Oct 19th 2010 8:18PM I find the concept of a "westernization team" to be very... perplexing.
We all know, or at least all MMO vets know, that they aren't going to release 2 versions of this game. The systems will be the same, the words may be different. The classes, the leveling, the gameplay will be the same in Berlin, Los Angeles, or Tokyo. Their might be different terms for things, but they aren't going to make a raiding system for the East and a separate totally different raiding system for the west. There won't be a quest system for the West and a grind system for the East (not that either part of the world would want such a particular system).
That would be making two games, managing two totally separate forks of code. It's not gonna happen. So unless this team is actually changing the development path of the *entire* game, not just the western fork, I don't see how they can be anything other than translators, despite their claims to the contrary.
Oct 18th 2010 7:43PM My only concern is it lowers the viability of frigates in PvP and PvE. Right now, frigates are *very* viable in PvP and low-sec PvE because of their speed. In example just last night me and a friend in Rifters were able to down 1+ million isk NPC battleship.
Myself, and a lot of people I know survive in low-sec by being cheap and fast. If fast is no longer, because rockets counter them. Then people will have to start taking bigger vehicles into low-sec to be vehicle. This will make gate camping (the lamest type of PvP) even worse (because right now speed blasts right through them in low sec). One of the more "balancing" factors of Eve is that fast and cheap is viable against slow and big (assuming they are alone).
Will that still be true when a Battleship fits a big ol' rocket launcher designed specifically to splatter fast.
Sep 30th 2010 1:31PM First off, you can actively dodge monsters attacks... it's no longer just sit there and roll the RNG. Second, you have to actively target the mob, no tab targeting and hit a button.
Will the game be good? Who knows if it can deliver on expectations. I'm always a cynic and expect failure. But I don't see how anyone can say that there are no new selling points. Just the fact that is has an active combat system is a huge difference compared to current MMO fare. There are only a couple games out there which have active systems (Darkfall, MO, others?). From watching the video the fat mob that thrashes around and jumps to sit on you is way more advanced than any mob interaction ever took place in Darkfall.
Sep 29th 2010 12:16PM I love achievements and find the very rewarding with the giant caveat that they are attached to the entire account and not a single character (like TF2). It's a lot easier to justify the "accomplishment" of dedication to earn something like Salty or the Insane if it was tied to all of my characters.
Achievements really lose their luster when do them on one character, and create an alt. As tempting as it is to mindless fish 10,000 fish again, I'll pass.
The irony is that developers don't implement cross-account achieves because they want you to do them again on each character, but I find I have less incentive to do them in the first place because I know they aren't cross character. Why waste the time when I may stop playing this character 2 months from now in favor of another?

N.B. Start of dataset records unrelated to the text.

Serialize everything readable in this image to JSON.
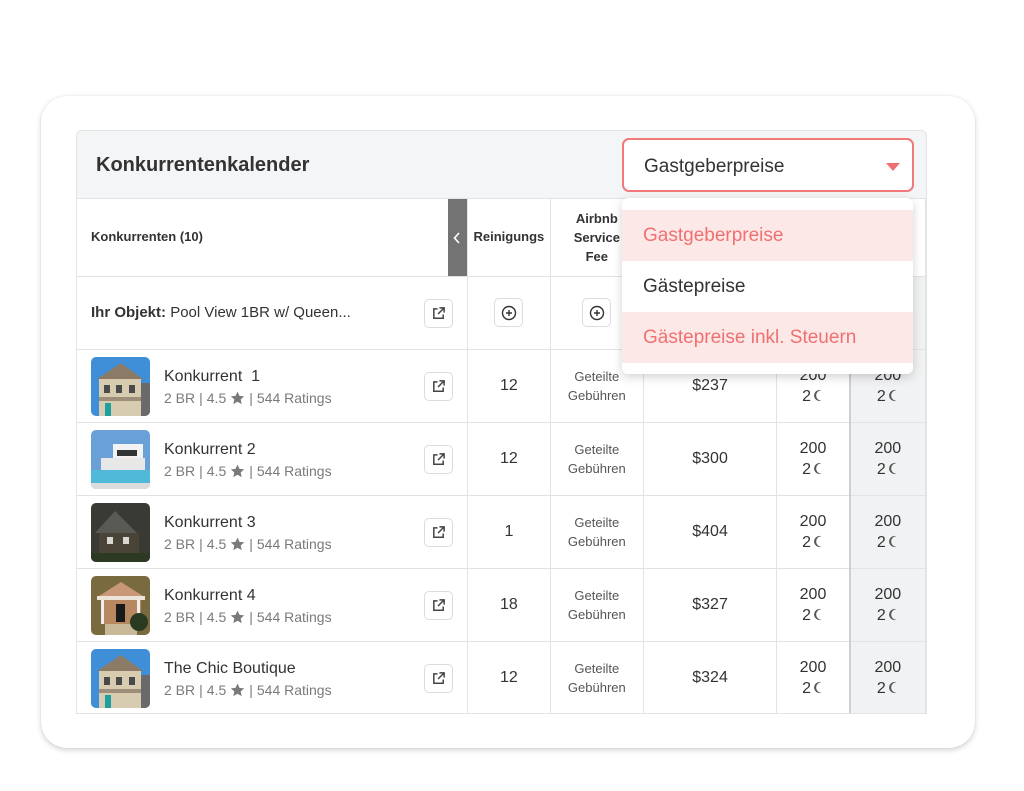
{
  "card": {
    "title": "Konkurrentenkalender"
  },
  "price_select": {
    "value": "Gastgeberpreise",
    "options": [
      {
        "label": "Gastgeberpreise",
        "highlighted": true
      },
      {
        "label": "Gästepreise",
        "highlighted": false
      },
      {
        "label": "Gästepreise inkl. Steuern",
        "highlighted": true
      }
    ],
    "accent_color": "#f07070",
    "highlight_bg": "#fde8e8"
  },
  "table": {
    "columns": {
      "competitors": "Konkurrenten (10)",
      "cleaning": "Reinigungs",
      "service_fee_1": "Airbnb",
      "service_fee_2": "Service",
      "service_fee_3": "Fee"
    },
    "own_listing": {
      "label": "Ihr Objekt:",
      "name": "Pool View 1BR w/ Queen..."
    },
    "rows": [
      {
        "name": "Konkurrent  1",
        "br": "2 BR",
        "rating": "4.5",
        "ratings": "544 Ratings",
        "cleaning": "12",
        "fee_1": "Geteilte",
        "fee_2": "Gebühren",
        "price": "$237",
        "d1_value": "200",
        "d1_nights": "2",
        "d2_value": "200",
        "d2_nights": "2",
        "thumb": "house-beige"
      },
      {
        "name": "Konkurrent 2",
        "br": "2 BR",
        "rating": "4.5",
        "ratings": "544 Ratings",
        "cleaning": "12",
        "fee_1": "Geteilte",
        "fee_2": "Gebühren",
        "price": "$300",
        "d1_value": "200",
        "d1_nights": "2",
        "d2_value": "200",
        "d2_nights": "2",
        "thumb": "house-modern-pool"
      },
      {
        "name": "Konkurrent 3",
        "br": "2 BR",
        "rating": "4.5",
        "ratings": "544 Ratings",
        "cleaning": "1",
        "fee_1": "Geteilte",
        "fee_2": "Gebühren",
        "price": "$404",
        "d1_value": "200",
        "d1_nights": "2",
        "d2_value": "200",
        "d2_nights": "2",
        "thumb": "house-cottage"
      },
      {
        "name": "Konkurrent 4",
        "br": "2 BR",
        "rating": "4.5",
        "ratings": "544 Ratings",
        "cleaning": "18",
        "fee_1": "Geteilte",
        "fee_2": "Gebühren",
        "price": "$327",
        "d1_value": "200",
        "d1_nights": "2",
        "d2_value": "200",
        "d2_nights": "2",
        "thumb": "house-porch"
      },
      {
        "name": "The Chic Boutique",
        "br": "2 BR",
        "rating": "4.5",
        "ratings": "544 Ratings",
        "cleaning": "12",
        "fee_1": "Geteilte",
        "fee_2": "Gebühren",
        "price": "$324",
        "d1_value": "200",
        "d1_nights": "2",
        "d2_value": "200",
        "d2_nights": "2",
        "thumb": "house-beige"
      }
    ]
  }
}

Sep 29th 2010 12:12AM In the Blue post it says "new PvP and PvE currency system", but in the linked 4.0.1 path notes it doesn't list the currency changes, or at least I could not find them. Will 4.0.1 bring the currency changes?
The reason I ask is that I plan on leveling a Worgen Warrior come Cata, but can't figure out if I need to reactivate my account now in order to purchase my heirloom items, or if the exchange rate will be favorable allowing me to do it when Cata releases. I have probably 200 triumphs, 100 frost and 2000 stone shards sitting on my old Main.